Kemunduran pengaruh Sriwijaya terhadap daerah
bawahannya mulai menyusut dikarenakan beberapa peperangan. Diantaranya serangan
dari raja Dharmawangsa pada tahun 990, dan serangan Rajendra Chola I dari
Kerajaan Chola pada tahun 1025. Selanjutnya pada tahun 1183, kekuasaan
Sriwijaya berada dibawah kendali kerajaan Dharmasraya.
Masa Kerajaan Chola
Pada abad ke-10, Rajendra dari Kerajaan Chola di
Koromandel, selatan anak benua India, memindahkan pusat pemerintahannya di
Mandailing ke daerah Hang Chola (Angkola) atau Gangaikonda Cholapuram. Rajendra
Chola I (bahasa Tamil: முதலாம் இராஜேந்திர
சோழன்)
adalah putra Rajaraja Chola I. Ia menjadi raja Chola pada tahun 1014. Selama
kekuasaannya, ia memperluas wilayah kerajaan hingga ke tepi Sungai Gangga di
utara, Burma, Kepulauan Andaman dan Nikobar, Lakshadweep, Maladewa, menaklukan
Sriwijaya (Sumatra, Jawa dan Semenanjung Malaya di Asia Tenggara), dan
Kepulauan Pegu. Ia menaklukan Mahipala, raja Pala dari Benggala dan Bihar, dan
untuk mengenang kemenangannya ia membangun ibukota barunya yang disebut
Gangaikonda Cholapuram. Rajendra adalah raja India pertama yang membawa
angkatan bersenjatanya ke luar negeri. Ia juga membangun kuil untuk Siwa di
Gangaikonda Cholapuram.
Masa Kesultanan Aru
Terdapat perdebatan tentang lokasi pusat Kerajaan
Aru. Winstedt meletakkannya di wilayah Deli yang berdiri kemudian, namun ada
pula yang berpendapat Aru berpusat di muara Sungai Panai. Groeneveldt
menegaskan lokasi Kerajaan Aru berada kira-kira di muara Sungai Barumun (Padang
Lawas), dan Gilles menyatakan di dekat Belawan. Sementara ada juga yang
menyatakan lokasi Kerajaan Aru berada di muara Sungai Wampu (Langkat). Selain
itu ada juga yang berpendapat terdapat perbedaan antara Kerajaan Aru di Deli
dan Kesultanan Aru di Muara Barumun. Hal ini dikarenakan Kesultanan Aru di
Barumun didirikan oleh Sultan Malik al-Mansur, putra sultan Samudera Pasai
pertama, Malik al-Saleh. Kesultanan ini berdiri dari tahun 1299 - 1512.
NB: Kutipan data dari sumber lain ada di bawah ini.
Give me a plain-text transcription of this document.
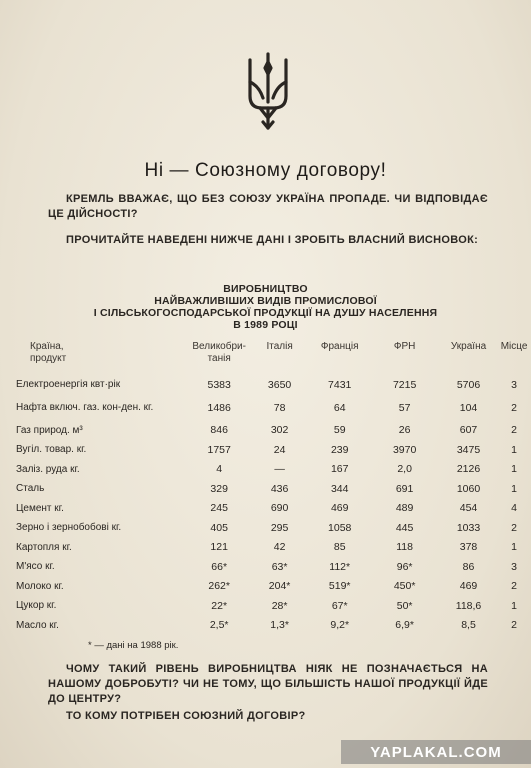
Ні — Союзному договору!
КРЕМЛЬ ВВАЖАЄ, ЩО БЕЗ СОЮЗУ УКРАЇНА ПРОПАДЕ. ЧИ ВІДПОВІДАЄ ЦЕ ДІЙСНОСТІ?
ПРОЧИТАЙТЕ НАВЕДЕНІ НИЖЧЕ ДАНІ І ЗРОБІТЬ ВЛАСНИЙ ВИСНОВОК:
ВИРОБНИЦТВО
НАЙВАЖЛИВІШИХ ВИДІВ ПРОМИСЛОВОЇ
І СІЛЬСЬКОГОСПОДАРСЬКОЇ ПРОДУКЦІЇ НА ДУШУ НАСЕЛЕННЯ
В 1989 РОЦІ
Країна, продукт	Великобри-танія	Італія	Франція	ФРН	Україна	Місце
Електроенергія квт·рік	5383	3650	7431	7215	5706	3
Нафта включ. газ. кон-ден. кг.	1486	78	64	57	104	2
Газ природ. м³	846	302	59	26	607	2
Вугіл. товар. кг.	1757	24	239	3970	3475	1
Заліз. руда кг.	4	—	167	2,0	2126	1
Сталь	329	436	344	691	1060	1
Цемент кг.	245	690	469	489	454	4
Зерно і зернобобові кг.	405	295	1058	445	1033	2
Картопля кг.	121	42	85	118	378	1
М'ясо кг.	66*	63*	112*	96*	86	3
Молоко кг.	262*	204*	519*	450*	469	2
Цукор кг.	22*	28*	67*	50*	118,6	1
Масло кг.	2,5*	1,3*	9,2*	6,9*	8,5	2
* — дані на 1988 рік.
ЧОМУ ТАКИЙ РІВЕНЬ ВИРОБНИЦТВА НІЯК НЕ ПОЗНАЧАЄТЬСЯ НА НАШОМУ ДОБРОБУТІ? ЧИ НЕ ТОМУ, ЩО БІЛЬШІСТЬ НАШОЇ ПРОДУКЦІЇ ЙДЕ ДО ЦЕНТРУ?
ТО КОМУ ПОТРІБЕН СОЮЗНИЙ ДОГОВІР?
YAPLAKAL.COM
Sedangkan, Kesultanan Aru di Deli Tua didirikan Menang Suka gelar Sultan Makmum
Al-Rasyid, yang beristri Putri Hijau saudara dari Sultan Aceh yang pertama, Ali
Mughayat Syah. Kesultanan ini pada tahun 1512 - 1523, diperalat Portugis untuk
menyerang Aceh. Aceh berhasil berkuasa di Kesultanan Aru dari 1523 - 1802,
karena raja terakhir Kesultanan Aru ditawan dan dipancung Laksamana Tuanku
Ibrahim Syah. Tahun 1802 - 1816, Kesultanan Aru dikuasai Kerajaan Pagaruyung
dan menempatkan Baginda Sripaduha (Soripada), sebagai wali negeri Padang Lawas,
dengan cap kepala sembilan dari Yang Dipertuan Raja Naro.
Dalam Kedaulatan Majapahit
Mpu Prapanca, seorang pujangga Kerajaan Majapahit
menulis satu kitab yang berjudul Negarakertagama sekitar tahun 1365. Kitab
tersebut ditulisnya dalam bentuk syair yang berisi keterangan mengenai sejarah
Kerajaan Majapahit. Menurut Prof. Slamet Mulyana (1979:9), Kitab
Negarakertagama adalah sebuah karya paduan sejarah dan sastra yang bermutu
tinggi dari zaman Majapahit. Berabad-abad setelah runtuhnya Kerajaan Majapahit,
keberadaan kitab ini tidak diketahui. Setelah tahun 1894, satu Kitab
Negarakertagama ditemukan di Puri Cakranegara di Pulau Lombok. Kemudian pada
Juli 1979 ditemukan lagi satu Kitab Negarakertagama di Amlapura, Lombok. Dalam
Pupuh XIII Kitab Negarakertagama, nama Mandailing bersama nama banyak negeri di
Sumatera dituliskan oleh Mpu Prapanca sebagai negara bawahan Kerajaan
Majapahit.
Dalam Kedaulatan Pagaruyung
Mandailing sebagaimana wilayah lain di Sumatera,
kemudian diserahkan pihak Majapahit kepada Kerajaan Pagaruyung, di bawah
pemerintahan Adityawarman dan keturunannya. Dari manuskrip yang dipahat kembali
oleh Adityawarman pada bagian belakang Arca Amoghapasa, disebutkan pada tahun
1347, Adityawarman memproklamirkan dirinya menjadi raja di Malayapura.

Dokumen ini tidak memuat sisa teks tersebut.